Ik draai me hoofdschuddend om. Ze heeft gelijk; ik ben ook kwaad. En paranoïde. En nog een hele hoop dingen die een stuk erger zijn dan dat. Ik ben gewoon een alledaagse, lichtgeraakte huis-tuin-en-keukenfreak die gedachten kan horen en dode mensen kan zien. Wat zij niet weet is dat er nog veel meer achter zit. Maar dat wil ik graag zo houden.

Zoals het feit dat Drina ons is gevolgd naar Disneyland.

En hoe Damen steeds verdwijnt zodra zij ergens opduikt.

Als ik me weer tot Riley wend, bekijk ik haar strakke, zwarte outfit. ‘Hoe lang blijf je eigenlijk nog rondlopen in Halloweenkostuums?’

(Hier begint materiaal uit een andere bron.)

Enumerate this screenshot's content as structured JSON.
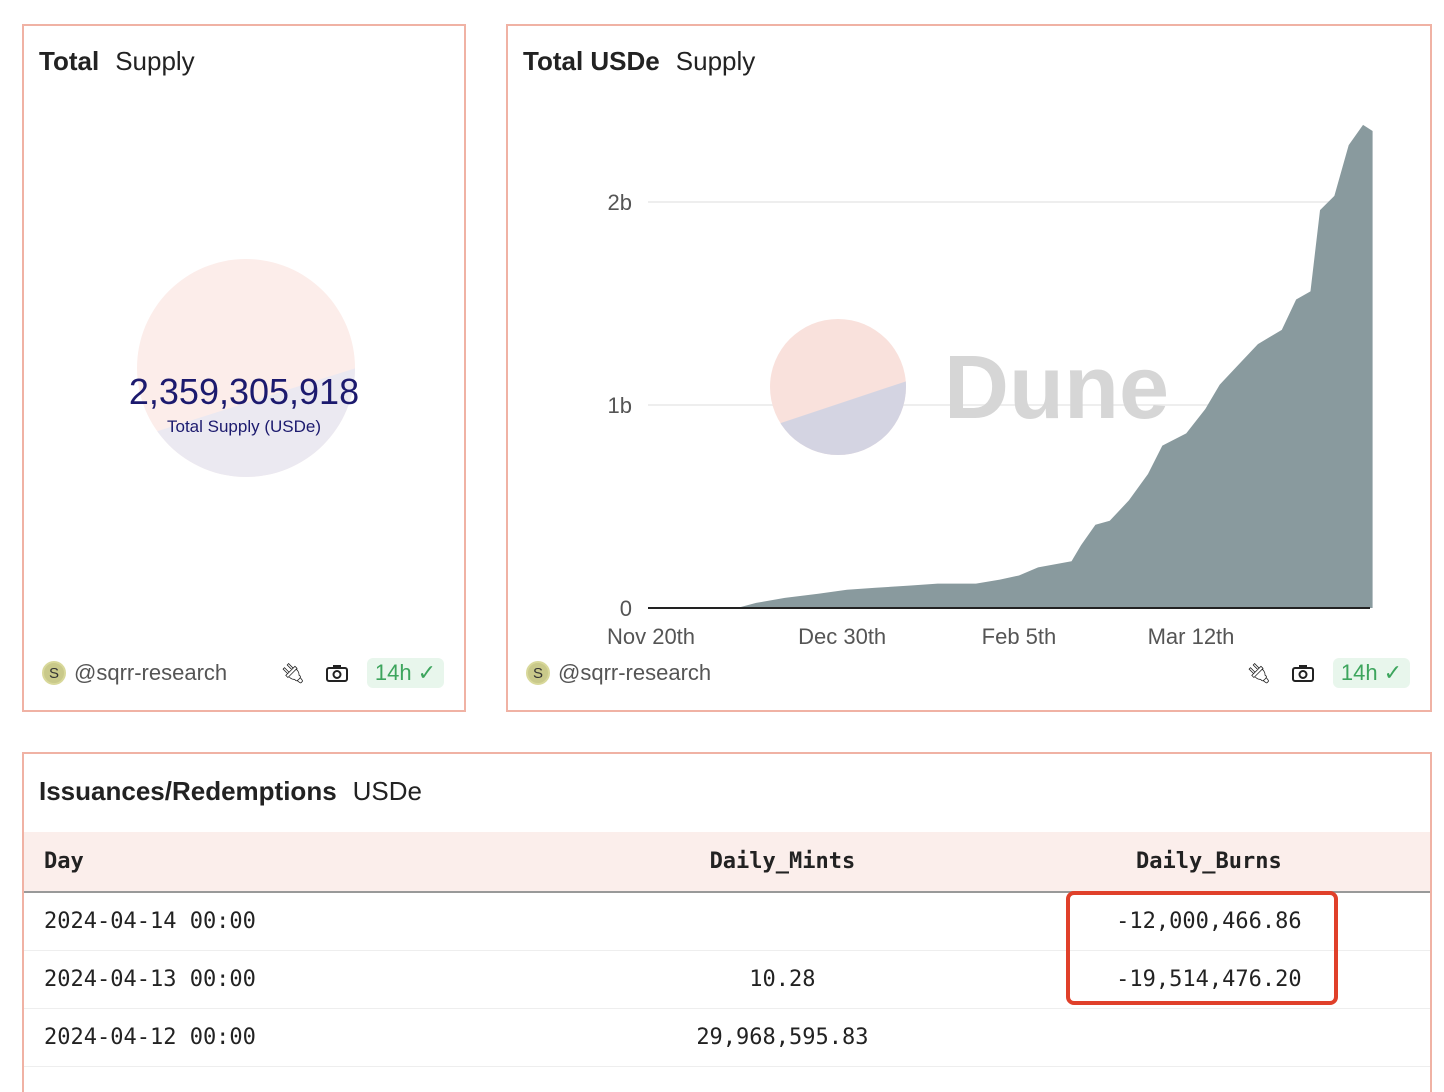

‘Zo lang als ik wil,’ zegt ze met een pruillip en haar armen over elkaar geslagen.

Ik merk dat haar onderlip trilt en ik voel me meteen de grootste chagrijn van de hele wereld.

‘Het spijt me.’ Ik pak mijn tas, hang hem over mijn schouder en wens voor de zoveelste keer dat mijn leven eens normaal wordt, dat ik mijn draai kan vinden.

‘Nietes,’ zegt ze met een boze blik. ‘Ik kan zien dat je dat niet meent.’

‘Echt waar, Riley. Geloof me, ik wil absoluut geen ruziemaken.’

Ze schudt haar hoofd en kijkt vol ongeduld naar het plafond terwijl ze met haar voet op de vloer tikt.

‘Kom je nog mee?’ Ik sta al bij de deur, maar Riley weigert te reageren. Ik haal diep adem. ‘Kom op, Riley. Je weet dat ik niet te laat mag komen. Neem nou een beslissing.’

Ze sluit haar ogen en schudt haar hoofd heel hevig. Als ze me weer aankijkt, zie ik dat haar ogen rood zijn. ‘Ik hoef hier niet te zijn, besef je dat wel?’